Ansbach
19.06.2026 - 08:39 Uhr

Waldbrandgefahr: In Mittelfranken starten Beobachtungsflüge

In den nächsten Tagen wird in Teilen des Freistaats die zweithöchste Warnstufe erreicht. Die Regierung von Mittelfranken mahnt zur Vorsicht. Bereits kleinste Zündquellen könnten Brände verursachen.

Die Waldbrandgefahr in Bayern steigt. (Archivbild) Bild: Daniel Karmann/dpa
Die Waldbrandgefahr in Bayern steigt. (Archivbild)

In Bayern steigt die Waldbrandgefahr. Die Regierung von Mittelfranken hat daher für das Wochenende Beobachtungsflüge angeordnet, wie sie mitteilt. Die Waldbrandgefahr sei angesichts fehlender Niederschläge hoch, heißt es in einer Mitteilung. „Bereits kleinste Zündquellen können ausreichen, um Brände zu verursachen. Entsprechend ist besondere Vorsicht geboten – sowohl im Wald selbst als auch in dessen unmittelbarer Umgebung.“

Der Deutsche Wetterdienst meldet aktuell für Teile Bayerns - vor allem in Franken - die zweithöchste Waldbrandgefahrenstufe vier.
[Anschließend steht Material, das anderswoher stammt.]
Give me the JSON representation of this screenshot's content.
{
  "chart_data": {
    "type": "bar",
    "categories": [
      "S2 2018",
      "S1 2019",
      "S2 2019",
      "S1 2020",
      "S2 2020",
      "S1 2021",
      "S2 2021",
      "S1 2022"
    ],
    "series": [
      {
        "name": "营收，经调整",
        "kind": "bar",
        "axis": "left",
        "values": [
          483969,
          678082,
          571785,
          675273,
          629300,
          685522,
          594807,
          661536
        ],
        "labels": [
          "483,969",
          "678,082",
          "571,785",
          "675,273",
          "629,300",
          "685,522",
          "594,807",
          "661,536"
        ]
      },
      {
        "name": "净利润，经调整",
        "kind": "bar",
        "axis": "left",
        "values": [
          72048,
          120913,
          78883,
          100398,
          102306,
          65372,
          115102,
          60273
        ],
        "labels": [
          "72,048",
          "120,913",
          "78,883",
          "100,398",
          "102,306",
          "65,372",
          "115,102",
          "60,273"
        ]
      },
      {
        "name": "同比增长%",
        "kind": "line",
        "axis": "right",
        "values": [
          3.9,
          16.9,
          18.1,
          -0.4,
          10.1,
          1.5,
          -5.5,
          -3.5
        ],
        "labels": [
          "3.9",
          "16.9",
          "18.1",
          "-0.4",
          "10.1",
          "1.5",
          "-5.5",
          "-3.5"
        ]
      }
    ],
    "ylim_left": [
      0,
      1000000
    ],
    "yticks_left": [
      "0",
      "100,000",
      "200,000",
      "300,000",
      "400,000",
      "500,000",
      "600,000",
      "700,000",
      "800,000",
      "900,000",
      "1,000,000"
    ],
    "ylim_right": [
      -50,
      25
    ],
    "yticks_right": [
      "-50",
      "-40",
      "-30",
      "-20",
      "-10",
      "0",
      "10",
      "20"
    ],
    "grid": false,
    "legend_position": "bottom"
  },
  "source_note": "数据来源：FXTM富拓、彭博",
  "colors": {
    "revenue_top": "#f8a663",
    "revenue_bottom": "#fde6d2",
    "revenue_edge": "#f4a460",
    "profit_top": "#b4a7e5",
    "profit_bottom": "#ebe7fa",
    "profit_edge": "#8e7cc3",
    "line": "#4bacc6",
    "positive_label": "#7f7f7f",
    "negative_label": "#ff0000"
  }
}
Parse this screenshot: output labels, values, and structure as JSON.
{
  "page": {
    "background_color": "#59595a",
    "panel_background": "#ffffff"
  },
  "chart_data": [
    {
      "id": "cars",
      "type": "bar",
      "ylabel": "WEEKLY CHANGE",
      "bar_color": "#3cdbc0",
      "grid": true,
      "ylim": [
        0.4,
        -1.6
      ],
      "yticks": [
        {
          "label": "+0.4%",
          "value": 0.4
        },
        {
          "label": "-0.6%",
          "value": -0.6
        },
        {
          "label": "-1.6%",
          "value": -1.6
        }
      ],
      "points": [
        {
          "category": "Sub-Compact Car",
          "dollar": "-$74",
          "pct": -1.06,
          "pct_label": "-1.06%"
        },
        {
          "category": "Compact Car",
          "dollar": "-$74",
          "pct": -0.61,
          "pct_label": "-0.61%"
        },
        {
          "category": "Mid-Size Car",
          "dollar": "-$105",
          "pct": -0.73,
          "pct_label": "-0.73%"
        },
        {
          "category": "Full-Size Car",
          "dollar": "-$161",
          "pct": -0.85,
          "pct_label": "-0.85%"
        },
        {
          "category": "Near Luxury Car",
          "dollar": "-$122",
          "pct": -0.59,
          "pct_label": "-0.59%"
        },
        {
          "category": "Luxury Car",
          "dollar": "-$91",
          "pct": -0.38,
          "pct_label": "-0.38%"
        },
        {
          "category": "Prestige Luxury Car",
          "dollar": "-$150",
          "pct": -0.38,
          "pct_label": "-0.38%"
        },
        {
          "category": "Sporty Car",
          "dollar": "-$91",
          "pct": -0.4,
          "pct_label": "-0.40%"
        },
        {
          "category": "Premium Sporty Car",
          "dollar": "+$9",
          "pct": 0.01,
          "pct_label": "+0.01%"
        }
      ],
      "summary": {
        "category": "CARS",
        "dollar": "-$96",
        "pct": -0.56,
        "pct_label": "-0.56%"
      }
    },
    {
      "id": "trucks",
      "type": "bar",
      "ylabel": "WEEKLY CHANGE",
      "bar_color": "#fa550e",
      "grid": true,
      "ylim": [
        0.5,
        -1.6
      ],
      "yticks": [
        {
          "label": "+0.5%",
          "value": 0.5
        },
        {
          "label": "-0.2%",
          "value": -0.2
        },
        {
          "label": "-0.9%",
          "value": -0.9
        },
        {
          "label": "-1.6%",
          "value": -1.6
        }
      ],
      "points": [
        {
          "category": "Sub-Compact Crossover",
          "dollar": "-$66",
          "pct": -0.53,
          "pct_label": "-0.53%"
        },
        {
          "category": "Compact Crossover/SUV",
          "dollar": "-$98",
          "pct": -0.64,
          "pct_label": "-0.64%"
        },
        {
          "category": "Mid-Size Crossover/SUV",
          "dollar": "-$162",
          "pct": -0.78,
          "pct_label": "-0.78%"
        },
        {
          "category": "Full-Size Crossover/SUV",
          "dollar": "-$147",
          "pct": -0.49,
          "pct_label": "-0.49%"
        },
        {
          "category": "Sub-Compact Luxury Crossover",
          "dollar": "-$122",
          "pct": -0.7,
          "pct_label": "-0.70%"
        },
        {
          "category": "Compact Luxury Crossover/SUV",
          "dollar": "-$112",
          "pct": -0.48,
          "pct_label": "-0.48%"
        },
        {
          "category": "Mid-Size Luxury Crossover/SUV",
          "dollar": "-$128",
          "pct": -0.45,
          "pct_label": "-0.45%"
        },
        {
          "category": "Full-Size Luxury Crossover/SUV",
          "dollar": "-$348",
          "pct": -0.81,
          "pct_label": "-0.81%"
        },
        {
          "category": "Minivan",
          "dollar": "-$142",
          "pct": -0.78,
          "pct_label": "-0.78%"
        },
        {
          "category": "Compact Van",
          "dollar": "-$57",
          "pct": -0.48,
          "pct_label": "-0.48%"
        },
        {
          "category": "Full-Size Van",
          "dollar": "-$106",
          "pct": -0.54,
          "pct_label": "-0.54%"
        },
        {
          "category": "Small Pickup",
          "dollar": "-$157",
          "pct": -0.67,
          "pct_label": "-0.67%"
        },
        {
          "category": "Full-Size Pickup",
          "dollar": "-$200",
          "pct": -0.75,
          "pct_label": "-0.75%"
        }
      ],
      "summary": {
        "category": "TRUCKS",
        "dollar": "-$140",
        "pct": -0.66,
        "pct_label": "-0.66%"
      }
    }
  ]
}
Am Samstag erwarten die Wetterexperten eine vorübergehende leichte Entspannung, sodass in etwas weniger Gegenden Stufe vier gilt, für die folgenden Tage prognostizieren sie dann aber eine Ausweitung der Gefahr. Am Dienstag wird in deutlich mehr als der Hälfte Bayerns Stufe vier erwartet, im Rest Stufe drei.

Die Wetterbeobachtungsflüge am Wochenende sollen in den Nachmittagsstunden stattfinden, wenn die Waldbrandgefahr laut Regierung von Mittelfranken am höchsten ist.